Le tariffe di telefonia mobile in Italia sono calate nell'ultimo anno del 20%, secondo l'analisi del sito Facile.it dopo una ricerca che ha coinvolto 12 Paesi. I risultati ci dicono che in Italia i contratti con le compagnie telefoniche pesano meno rispetto a quasi tutti gli altri Paesi.

In media nel nostro Paese infatti paghiamo 12,50 mensili potendo contare su un traffico dati di circa 45 GB. Tra gli stati presi in esame, si paga meno solo in Polonia (6 euro al mese), Francia (9 euro al mese) e Germania (11,60 euro al mese). Molti i Paesi, invece, dove i costi mensili schizzano alle stelle, come in Gran Bretagna (15 euro) Spagna (17,40 euro al mese) o Norvegia (28 euro).

L'analisi ha preso in considerazione un mix di piani tariffari rappresentativi per ciascun Paese, calcolando un valore medio sia in termini di costi, sia di traffico dati, focalizzandosi sulla fascia intermedia dell'offerta, escludendo quindi le proposte cosiddette “entry level”, quelle indirizzate a target specifici come gli anziani o i giovani, quelle mirate a stimolare la migrazione da un operatore ad un altro e le offerte categorizzabili come top di gamma.
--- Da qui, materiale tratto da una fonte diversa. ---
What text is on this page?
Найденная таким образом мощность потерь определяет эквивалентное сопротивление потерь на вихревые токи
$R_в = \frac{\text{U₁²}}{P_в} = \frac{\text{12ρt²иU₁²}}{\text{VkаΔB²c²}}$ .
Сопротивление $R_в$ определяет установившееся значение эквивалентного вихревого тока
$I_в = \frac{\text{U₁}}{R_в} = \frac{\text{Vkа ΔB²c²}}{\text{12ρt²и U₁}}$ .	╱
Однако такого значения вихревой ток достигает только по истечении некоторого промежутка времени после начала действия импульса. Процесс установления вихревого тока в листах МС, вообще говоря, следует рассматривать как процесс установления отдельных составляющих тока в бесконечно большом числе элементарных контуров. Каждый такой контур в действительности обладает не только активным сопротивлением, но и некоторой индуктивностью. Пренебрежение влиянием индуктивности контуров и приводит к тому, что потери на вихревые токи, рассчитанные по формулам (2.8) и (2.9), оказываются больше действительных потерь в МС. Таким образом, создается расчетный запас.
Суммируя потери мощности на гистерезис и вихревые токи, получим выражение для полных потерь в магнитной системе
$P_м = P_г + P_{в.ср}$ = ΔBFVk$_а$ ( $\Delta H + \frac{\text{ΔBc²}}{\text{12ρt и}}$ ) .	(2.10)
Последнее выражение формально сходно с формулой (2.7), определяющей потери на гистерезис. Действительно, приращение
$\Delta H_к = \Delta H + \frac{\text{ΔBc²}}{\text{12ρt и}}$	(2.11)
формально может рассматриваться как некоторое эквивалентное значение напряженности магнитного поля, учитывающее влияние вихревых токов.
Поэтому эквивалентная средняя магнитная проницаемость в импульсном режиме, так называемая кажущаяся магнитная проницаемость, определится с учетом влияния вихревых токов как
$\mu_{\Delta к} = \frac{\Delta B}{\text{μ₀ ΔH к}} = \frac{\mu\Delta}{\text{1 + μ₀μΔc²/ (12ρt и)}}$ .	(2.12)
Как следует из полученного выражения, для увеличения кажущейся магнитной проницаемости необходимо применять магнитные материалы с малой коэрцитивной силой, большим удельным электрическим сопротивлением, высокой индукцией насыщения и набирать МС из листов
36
Se si punta l'attenzione sui GB dati di traffico incluso nella fascia tariffaria presa in analisi, lo scenario cambia sensibilmente. Da questo punto di vista l'unico Paese che batte l'Italia è la Francia dove, per l'importo medio di spesa calcolato (9 euro), i clienti ottengono in media 50 GB di traffico dati al mese.

Sul podio, ma dopo l'Italia, si posiziona l'Irlanda dove è possibile contare, sempre in media, su circa 22 GB di dati ogni mese. Decisamente più limitato il traffico dati per gli utenti della Grecia, che devono accontentarsi di poco più di 3 GB ogni trenta giorni; va meglio, ma solo di poco, in Belgio (3,7 GB) e in Norvegia (4,2 GB).

Facile.it prosegue nella sua analisi dei dati proponendo il calcolo del costo di un singolo GB Paese per Paese, e anche in questo caso possiamo ritenerci più che soddisfatti: con un costo virtuale di 0,28 euro a GB, conquista il secondo posto. Fa meglio, ancora una volta, solo la Francia, dove il costo scende a 0,18 euro; al terzo posto si posiziona invece la Polonia, con un costo di 0,37 euro per GB. Sul lato opposto della classifica, invece, si conferma come maglia nera la Norvegia, dove il costo per il traffico dati è pari a 6,76 euro a GB; seguono la Grecia, con un costo medio di 4,87 euro a GB e il Belgio, con 4,67 euro a GB.